The Koran also has some problematic things to say about the rights of women. In Sura 2:282 it says “Call in two male witnesses from among you, but if two men cannot be found, then one man and two women whom you judge fit to act as witnesses.” Basically, women are only half as trustworthy as men. And Sura 4:34 says “Men have authority over women because God has made the one superior to the other, and because they spend their wealth to maintain them. Good women are obedient. They guard their unseen parts because God has guarded them. As for those from whom you fear disobedience, admonish them and forsake them in beds apart, and beat them.” This is saying that women are created to be the slaves of men. Women are not allowed to be self-sufficient and instead must rely on men, and they must do as the men bid them do. Again, this is not an odd concept for a Holy book. 1 Peter 3:1 says “Likewise, ye wives, be in subjection to your own husbands; that, if any obey not the word, they also may without the word be won by the conversation of the wives.” And 1 Corinthians 11:8-9 says “For the man is not of the woman; but the woman of the man. Neither was the man created for the woman; but the woman for the man.” The problem with this type of passage isn’t the context, it’s that people still believe it today. People still believe that women should be subservient to men. This is why these passages are a problem.

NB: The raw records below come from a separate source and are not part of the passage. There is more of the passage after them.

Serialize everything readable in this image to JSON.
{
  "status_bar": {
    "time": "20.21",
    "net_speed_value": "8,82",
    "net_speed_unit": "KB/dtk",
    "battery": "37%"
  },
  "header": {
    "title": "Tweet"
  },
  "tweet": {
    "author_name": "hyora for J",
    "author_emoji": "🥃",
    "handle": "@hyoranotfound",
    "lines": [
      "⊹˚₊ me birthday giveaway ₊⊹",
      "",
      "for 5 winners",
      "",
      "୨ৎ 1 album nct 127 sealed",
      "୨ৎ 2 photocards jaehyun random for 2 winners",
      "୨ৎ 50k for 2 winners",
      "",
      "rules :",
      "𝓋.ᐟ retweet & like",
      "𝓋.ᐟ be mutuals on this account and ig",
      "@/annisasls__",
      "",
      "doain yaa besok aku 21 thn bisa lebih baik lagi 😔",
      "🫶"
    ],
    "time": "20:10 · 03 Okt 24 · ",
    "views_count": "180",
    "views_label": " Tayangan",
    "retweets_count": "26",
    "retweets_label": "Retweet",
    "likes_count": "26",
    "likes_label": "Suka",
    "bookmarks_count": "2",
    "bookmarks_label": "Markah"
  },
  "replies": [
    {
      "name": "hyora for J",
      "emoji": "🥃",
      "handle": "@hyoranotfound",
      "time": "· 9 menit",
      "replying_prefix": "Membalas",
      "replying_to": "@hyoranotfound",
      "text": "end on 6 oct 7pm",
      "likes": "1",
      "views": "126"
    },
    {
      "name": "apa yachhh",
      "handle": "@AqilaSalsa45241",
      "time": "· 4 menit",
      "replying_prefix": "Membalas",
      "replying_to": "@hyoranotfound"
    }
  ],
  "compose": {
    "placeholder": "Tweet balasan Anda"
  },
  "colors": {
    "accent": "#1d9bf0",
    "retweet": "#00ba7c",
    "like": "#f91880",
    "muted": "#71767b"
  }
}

Like the Bible, the Koran also has some issues with its scientific accuracy. In Sura 12:4 Joseph apparently saw eleven planets in a dream he had. There aren’t 11 planets in our solar system. There are 8 planets and possibly as many as 100 dwarf planets (though there are at least 5). Sura 21:33 claims that the sun floats in an orbit around the earth. We know that this is not true. And Sura 27:61 says that the earth is fixed and does not move. Again, we know this is not true. The earth revolves around the sun. Like the Bible, these are only issues for those who take the Koran literally. However, there seem to be a larger percent of Muslims who claim that the Koran is scientifically accurate then there are Christians who say the same of the Bible.

All of the problems I presented are reasons why atheists don’t agree with the Koran. Thugh the biggest reason is simply that we don’t find the god claim compelling. We do not believe that there is enough evidence to support believing in Allah, just like we don’t believe the Bible provides enough evidence to believe in God.


Do Prayer Spaces Belong on Secular University Campuses?

If so, what should they look like (ie. should they be multifaith or for an individual faith)? And who should pay for them? And what rights issues might be violated by providing them?

If not, why not? What should the religious do if they find they must pray while on campus? And what rights might be violated by not providing them?

Are Atheists More Misogynistic Than the Religious?

As atheists, we often criticize the sexism found within religion. I think it is important to point out sexism when we see it. However, I think atheists can be quite unfair when it comes to accusing the religious of sexist.

Atheists often criticize religions for sexism because of the sexism in the religion’s holy book. This sexism is problematic, and does need to be pointed out, but we also need to realize that a lot of religious people don’t accept the sexism within their holy book. Most religious people are far more progressive than we give them credit for. As such, we should criticize the sexism in the book without telling people that they must be complicit in the sexism of their religion because of the sexism within the holy book.

Atheists also often complain about entire religions being sexist because of the sexism of an outspoken minority. Yes, there are loud groups that openly spew sexism, but that doesn’t mean the entire religion is sexist. I think we need to be willing to accept that being religious doesn’t make one a misogynist.

However, my biggest concern is how willing so many atheists are to ignore the misogyny within our own circles. Again, we should call out misogyny when we see it. That means we should call it out regardless of who has said it. Enough of the double standards. Yes, the Duggar family is misogynistic. Yes, Pat Robertson is sexist, as is Bryan Fisher. Yes, the Phelps family is also misogynistic. But so are a number of atheists. Thunderf00t doesn’t get a pass when he attacks women simply for being feminists because he’s an atheist. Richard Dawkins doesn’t get to brush off rape allegations (that weren’t even against him) because he’s an atheist. Why is it that so many atheists who are willing to criticize Islam for the sexism in Islamic countries are willing to then turn around and troll Free Thought Blogs with sexist and hateful language simply because Free Thought Blogs is willing to promote Feminism? Does that scream double standard to anyone else? It’s not okay for Muslims to be sexist because they’re religious, but it’s okay for atheists to be sexist because atheists aren’t religious and you’re just fighting off the evil feminazis, right? Sexism is sexism regardless of who says it, and for what reason.

This is one reason I stopped going on YouTube. The atheist community of YouTube is largely misogynistic, with a large number of them supporting A Voice For Men (if you haven’t heard of them, I envy you). When I find a good atheist video on YouTube, I find the comments full of sexism and trolling, and the likes have usually suffered as a result of the trolling. This disappoints me greatly, and it makes me feel unwelcome within a community that I used to enjoy greatly. In fact, the online atheist community has gotten so bad that I pretty much ignore it altogether. The infighting over feminism has made it not worth even bothering with. And when I read the comments that atheists have written, they are often worse than anything I’ve heard a religious person say. Hell, I’ve heard atheist women say that they know they’ve made it big when they get their first rape threat. Seriously? Women within the atheist community are threatened with rape when they get too outspoken? But the Bible is terrible and sexist because it says that women shouldn’t speak in church? WTF?

I’m tired of these double standards. I’m tired of the atheists who give the religious such easy fodder when they want to say atheists can’t be moral. And I am done with the misogyny. Something needs to be done, and atheists need to stop giving excuses for the atheists who spew sexism. We need to stop ignoring the issue and start dealing with it.